Forest fires are a tragedy of the commons situation. If you are a tree in a forest, even if you are not contributing to a fire you still get roasted by it. Fireproofing has costs so trees make the individually rational decision to be fire contributing. An engineered organism does not need to do this.
Photosynthetic top layer should be flat with active pumping of air. Air intakes/exausts seal in fire conditions. This gives much less surface area for ignition than existing plants.
Easiest option is to keep some water in reserve to fight fires directly. possibly add some silicates and heat activated foaming agents to form an intumescent layer. secrete from the top layer on demand.
I’ll clarify that a very important core competency is transport of (water/nutrients). Plants don’t currently form desalination plants (seagulls do this to some extent) and continent spanning water pumping networks. The fact that rivers are dumping enormous amounts of fresh water into the oceans shows that nature isn’t effective at capturing precipitation. Some plats have reservoirs where they store precipitation. This organism should capture all precipitation and store it. Storage tanks get cheaper with scale.

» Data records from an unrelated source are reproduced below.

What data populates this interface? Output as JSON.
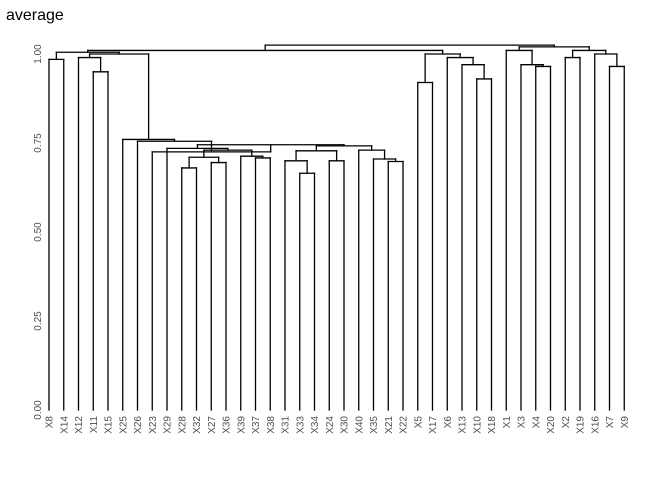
{
  "chart_data": {
    "type": "dendrogram",
    "title": "average",
    "xlabel": "",
    "ylabel": "",
    "ylim": [
      0,
      1.03
    ],
    "yticks": [
      "0.00",
      "0.25",
      "0.50",
      "0.75",
      "1.00"
    ],
    "grid": false,
    "legend": "none",
    "leaves": [
      "X8",
      "X14",
      "X12",
      "X11",
      "X15",
      "X25",
      "X26",
      "X23",
      "X29",
      "X28",
      "X32",
      "X27",
      "X36",
      "X39",
      "X37",
      "X38",
      "X31",
      "X33",
      "X34",
      "X24",
      "X30",
      "X40",
      "X35",
      "X21",
      "X22",
      "X5",
      "X17",
      "X6",
      "X13",
      "X10",
      "X18",
      "X1",
      "X3",
      "X4",
      "X20",
      "X2",
      "X19",
      "X16",
      "X7",
      "X9"
    ],
    "merges": [
      {
        "a": "X8",
        "b": "X14",
        "height": 0.985
      },
      {
        "a": "X11",
        "b": "X15",
        "height": 0.95
      },
      {
        "a": "X12",
        "b": "X11+X15",
        "height": 0.99
      },
      {
        "a": "X28",
        "b": "X32",
        "height": 0.68
      },
      {
        "a": "X27",
        "b": "X36",
        "height": 0.695
      },
      {
        "a": "X28+X32",
        "b": "X27+X36",
        "height": 0.71
      },
      {
        "a": "X37",
        "b": "X38",
        "height": 0.708
      },
      {
        "a": "X39",
        "b": "X37+X38",
        "height": 0.713
      },
      {
        "a": "G_28_36",
        "b": "G_39_38",
        "height": 0.73
      },
      {
        "a": "X29",
        "b": "G_28_38",
        "height": 0.735
      },
      {
        "a": "X33",
        "b": "X34",
        "height": 0.665
      },
      {
        "a": "X31",
        "b": "X33+X34",
        "height": 0.7
      },
      {
        "a": "X24",
        "b": "X30",
        "height": 0.7
      },
      {
        "a": "G_31_34",
        "b": "X24+X30",
        "height": 0.728
      },
      {
        "a": "X21",
        "b": "X22",
        "height": 0.698
      },
      {
        "a": "X35",
        "b": "X21+X22",
        "height": 0.705
      },
      {
        "a": "X40",
        "b": "G_35_22",
        "height": 0.73
      },
      {
        "a": "G_31_30",
        "b": "G_40_22",
        "height": 0.742
      },
      {
        "a": "G_29_38",
        "b": "G_31_22",
        "height": 0.745
      },
      {
        "a": "X23",
        "b": "G_29_22",
        "height": 0.725
      },
      {
        "a": "X26",
        "b": "G_23_22",
        "height": 0.755
      },
      {
        "a": "X25",
        "b": "G_26_22",
        "height": 0.76
      },
      {
        "a": "G_12_15",
        "b": "G_25_22",
        "height": 1.0
      },
      {
        "a": "X8+X14",
        "b": "G_12_22",
        "height": 1.005
      },
      {
        "a": "X10",
        "b": "X18",
        "height": 0.93
      },
      {
        "a": "X13",
        "b": "X10+X18",
        "height": 0.97
      },
      {
        "a": "X6",
        "b": "G_13_18",
        "height": 0.99
      },
      {
        "a": "X5",
        "b": "X17",
        "height": 0.92
      },
      {
        "a": "X5+X17",
        "b": "G_6_18",
        "height": 1.0
      },
      {
        "a": "X4",
        "b": "X20",
        "height": 0.965
      },
      {
        "a": "X3",
        "b": "X4+X20",
        "height": 0.97
      },
      {
        "a": "X1",
        "b": "G_3_20",
        "height": 1.01
      },
      {
        "a": "X2",
        "b": "X19",
        "height": 0.99
      },
      {
        "a": "X7",
        "b": "X9",
        "height": 0.965
      },
      {
        "a": "X16",
        "b": "X7+X9",
        "height": 1.0
      },
      {
        "a": "X2+X19",
        "b": "G_16_9",
        "height": 1.01
      },
      {
        "a": "G_1_20",
        "b": "G_2_9",
        "height": 1.02
      },
      {
        "a": "G_8_22",
        "b": "G_5_18",
        "height": 1.01
      },
      {
        "a": "G_8_18",
        "b": "G_1_9",
        "height": 1.025
      }
    ]
  }
}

Plant growth currently depends on pulling inorganic nutrients and water out of the soil, C, O and N can be extracted from the atmosphere.
An ideal organism roots itself into the ground, extracts as much as possible from that ground then writes it off once other newly covered ground is more profitably mined. Capturing precipitation directly means no need to go into the soil for that although it might be worthwhile to drain the water table when reachable or ever drill wells like humans do. No need for nutrient gathering roots after that. If it covers an area of phosphate rich rock it starts excavating and ships it far and wide as humans currently do.

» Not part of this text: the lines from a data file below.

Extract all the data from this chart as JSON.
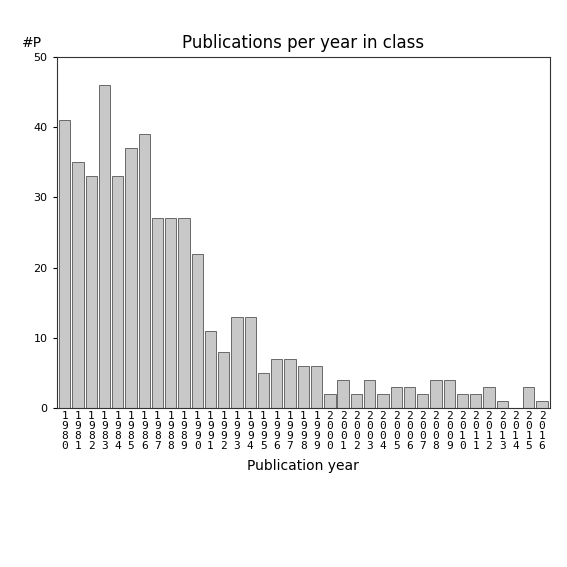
{
  "title": "Publications per year in class",
  "xlabel": "Publication year",
  "ylabel": "#P",
  "ylim": [
    0,
    50
  ],
  "yticks": [
    0,
    10,
    20,
    30,
    40,
    50
  ],
  "years": [
    "1\n9\n8\n0",
    "1\n9\n8\n1",
    "1\n9\n8\n2",
    "1\n9\n8\n3",
    "1\n9\n8\n4",
    "1\n9\n8\n5",
    "1\n9\n8\n6",
    "1\n9\n8\n7",
    "1\n9\n8\n8",
    "1\n9\n8\n9",
    "1\n9\n9\n0",
    "1\n9\n9\n1",
    "1\n9\n9\n2",
    "1\n9\n9\n3",
    "1\n9\n9\n4",
    "1\n9\n9\n5",
    "1\n9\n9\n6",
    "1\n9\n9\n7",
    "1\n9\n9\n8",
    "1\n9\n9\n9",
    "2\n0\n0\n0",
    "2\n0\n0\n1",
    "2\n0\n0\n2",
    "2\n0\n0\n3",
    "2\n0\n0\n4",
    "2\n0\n0\n5",
    "2\n0\n0\n6",
    "2\n0\n0\n7",
    "2\n0\n0\n8",
    "2\n0\n0\n9",
    "2\n0\n1\n0",
    "2\n0\n1\n1",
    "2\n0\n1\n2",
    "2\n0\n1\n3",
    "2\n0\n1\n4",
    "2\n0\n1\n5",
    "2\n0\n1\n6"
  ],
  "values": [
    41,
    35,
    33,
    46,
    33,
    37,
    39,
    27,
    27,
    27,
    22,
    11,
    8,
    13,
    13,
    5,
    7,
    7,
    6,
    6,
    2,
    4,
    2,
    4,
    2,
    3,
    3,
    2,
    4,
    4,
    2,
    2,
    3,
    1,
    0,
    3,
    1
  ],
  "bar_color": "#c8c8c8",
  "bar_edge_color": "#555555",
  "bar_edge_width": 0.6,
  "background_color": "#ffffff",
  "title_fontsize": 12,
  "xlabel_fontsize": 10,
  "ylabel_fontsize": 10,
  "tick_fontsize": 8
}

As for geographic obstacles 2/3rds of the earth is ocean. With a design for a floating breakwater that can handle ocean waves, the wavy area can be enclosed and eventually eliminated. Covered area behind the breakwater can prevent formation of waves by preventing ripple formation (IE:act as a distributed breakwater).
If it’s hard to cover mountains, then the AI can spend a bit of time solving the problem during the first few months, or accept a small loss in total coverage until it does get around to the problem.
I even bolded the parts about killing all the humans first. Yes humans can do a lot to stop the spread of something like this. I suspect humans might even find a use for it (EG:turn sap into ethanol fuel) and they’re likely clever enough to tap it too.
I’m not going to expand on “kill humans with pathogens” for Reasons. We can agree to disagree there.
I completely agree we should not be talking pathogen use strategies online, for...obvious reasons, even if we put aside the threat of malicious AI. Humans taking ideas from that would be bad enough. I simply don’t see the pathogen route to be as dangerous as many people say, due to inherent limitations of organic systems (and microscopic systems in general). But further explaining how, why, etc is a bad idea, so lets agree to disagree.